Customer Churn Analysis in the Telecom Industry :
===============================================

Introduction :
-------------
In the highly competitive telecom sector, customer retention is vital to maintaining revenue and market position. This project focuses on analyzing customer behavior to predict churn — the likelihood of customers discontinuing their service. By identifying high-risk customers, telecom companies can take proactive steps to reduce churn and enhance satisfaction.

Abstract :
---------
The goal of this project was to predict customer churn using a real-world telecom dataset of 3,333 records. The data includes customer service usage patterns such as call minutes, charges, complaints, and service plans. A Random Forest Classifier was built to predict churn, followed by churn probability-based segmentation. Exploratory Data Analysis (EDA) and model interpretation using ELI5 helped identify top churn drivers including complaints, total charges, and international plan usage.

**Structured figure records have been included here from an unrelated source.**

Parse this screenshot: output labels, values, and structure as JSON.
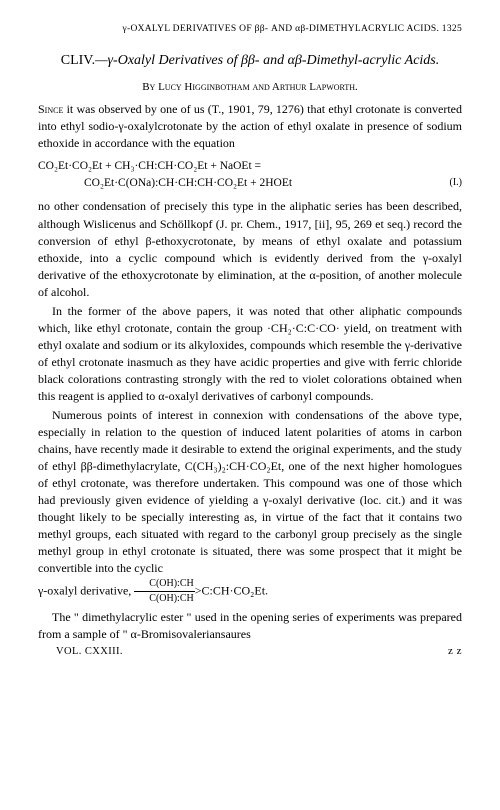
{
  "runningHead": "γ-OXALYL DERIVATIVES OF ββ- AND αβ-DIMETHYLACRYLIC ACIDS. 1325",
  "title": {
    "num": "CLIV.",
    "text": "—γ-Oxalyl Derivatives of ββ- and αβ-Dimethyl-acrylic Acids."
  },
  "byline": "By Lucy Higginbotham and Arthur Lapworth.",
  "para1a": "Since",
  "para1b": " it was observed by one of us (T., 1901, 79, 1276) that ethyl crotonate is converted into ethyl sodio-γ-oxalylcrotonate by the action of ethyl oxalate in presence of sodium ethoxide in accordance with the equation",
  "eqLine1": "CO₂Et·CO₂Et + CH₃·CH:CH·CO₂Et + NaOEt =",
  "eqLine2": "CO₂Et·C(ONa):CH·CH:CH·CO₂Et + 2HOEt",
  "eqNum": "(I.)",
  "para2": "no other condensation of precisely this type in the aliphatic series has been described, although Wislicenus and Schöllkopf (J. pr. Chem., 1917, [ii], 95, 269 et seq.) record the conversion of ethyl β-ethoxycrotonate, by means of ethyl oxalate and potassium ethoxide, into a cyclic compound which is evidently derived from the γ-oxalyl derivative of the ethoxycrotonate by elimination, at the α-position, of another molecule of alcohol.",
  "para3": "In the former of the above papers, it was noted that other aliphatic compounds which, like ethyl crotonate, contain the group ·CH₂·C:C·CO· yield, on treatment with ethyl oxalate and sodium or its alkyloxides, compounds which resemble the γ-derivative of ethyl crotonate inasmuch as they have acidic properties and give with ferric chloride black colorations contrasting strongly with the red to violet colorations obtained when this reagent is applied to α-oxalyl derivatives of carbonyl compounds.",
  "para4a": "Numerous points of interest in connexion with condensations of the above type, especially in relation to the question of induced latent polarities of atoms in carbon chains, have recently made it desirable to extend the original experiments, and the study of ethyl ββ-dimethylacrylate, C(CH₃)₂:CH·CO₂Et, one of the next higher homologues of ethyl crotonate, was therefore undertaken. This compound was one of those which had previously given evidence of yielding a γ-oxalyl derivative (loc. cit.) and it was thought likely to be specially interesting as, in virtue of the fact that it contains two methyl groups, each situated with regard to the carbonyl group precisely as the single methyl group in ethyl crotonate is situated, there was some prospect that it might be convertible into the cyclic",
  "para4b": "γ-oxalyl derivative, ",
  "fracTop": "C(OH):CH",
  "fracBot": "C(OH):CH",
  "para4c": ">C:CH·CO₂Et.",
  "para5": "The \" dimethylacrylic ester \" used in the opening series of experiments was prepared from a sample of \" α-Bromisovaleriansaures",
  "footerLeft": "VOL. CXXIII.",
  "footerRight": "z z"
}
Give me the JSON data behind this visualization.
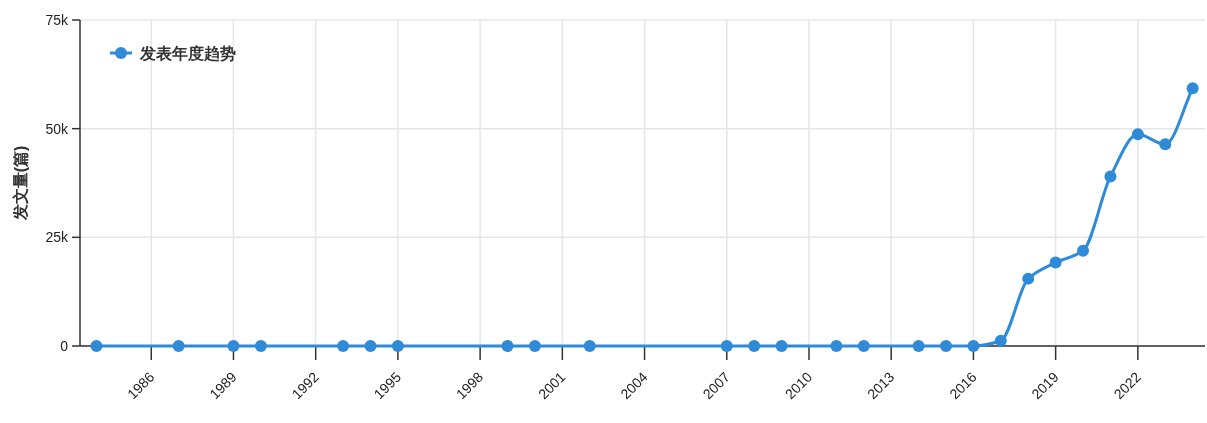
{
  "chart_data": {
    "type": "line",
    "ylabel": "发文量(篇)",
    "x": [
      1984,
      1987,
      1989,
      1990,
      1993,
      1994,
      1995,
      1999,
      2000,
      2002,
      2007,
      2008,
      2009,
      2011,
      2012,
      2014,
      2015,
      2016,
      2017,
      2018,
      2019,
      2020,
      2021,
      2022,
      2023,
      2024
    ],
    "series": [
      {
        "name": "发表年度趋势",
        "color": "#2f8ad8",
        "values": [
          0,
          0,
          0,
          0,
          0,
          0,
          0,
          0,
          0,
          0,
          0,
          0,
          0,
          0,
          0,
          0,
          0,
          0,
          1200,
          15500,
          19200,
          21900,
          39000,
          48700,
          46400,
          59300
        ]
      }
    ],
    "xlim": [
      1983.4,
      2024.45
    ],
    "xticks": [
      1986,
      1989,
      1992,
      1995,
      1998,
      2001,
      2004,
      2007,
      2010,
      2013,
      2016,
      2019,
      2022
    ],
    "ylim": [
      0,
      75000
    ],
    "yticks": [
      {
        "value": 0,
        "label": "0"
      },
      {
        "value": 25000,
        "label": "25k"
      },
      {
        "value": 50000,
        "label": "50k"
      },
      {
        "value": 75000,
        "label": "75k"
      }
    ],
    "grid": true,
    "legend": "top left",
    "marker": "circle",
    "line_style": "solid"
  }
}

Based on churn probabilities, customers were segmented into risk categories for targeted retention strategies.

Tools Used :
-----------
- Python (Pandas, Matplotlib, Seaborn, Scikit-learn)
- SQL (used offline for aggregations)
- ELI5 (for model explainability)
- Jupyter Notebook
- PowerPoint (for business presentation)

Steps Involved in Building the Project :
---------------------------------------
1. **Data Preprocessing**:
   - Removed irrelevant columns like 'phone number' and 'state'
   - Encoded categorical features using LabelEncoder
   - Created new features: total_calls, total_minutes, total_charges

2. **Exploratory Data Analysis (EDA)**:
   - Analyzed churn distribution, complaints, and call behaviors
   - Found higher churn rates among international plan users and those with more complaints

3. **Model Building**:
   - Used Random Forest Classifier with 80/20 train-test split
   - Achieved 97.45% accuracy
   - Evaluated with confusion matrix and classification report

4. **Model Explainability**:
   - Used ELI5 to understand which features had the greatest influence on churn predictions
   - Top features: total_charges, complaints, international_plan

5. **Customer Segmentation**:
   - Used predicted churn probabilities to categorize customers:
     - At Risk: churn_prob > 0.7
     - Loyal: 0.3 ≤ churn_prob ≤ 0.7
     - Dormant: churn_prob < 0.3
   - Exported results to churn_segments.csv

Conclusion :
-----------
The project successfully identified key behavioral and service-related indicators of churn using a machine learning model. With a high accuracy rate and meaningful feature explanations, the model enables business teams to implement precise, data-driven retention strategies. Segmenting customers based on churn probability allows targeted interventions, particularly for high-risk users, improving overall customer lifetime value.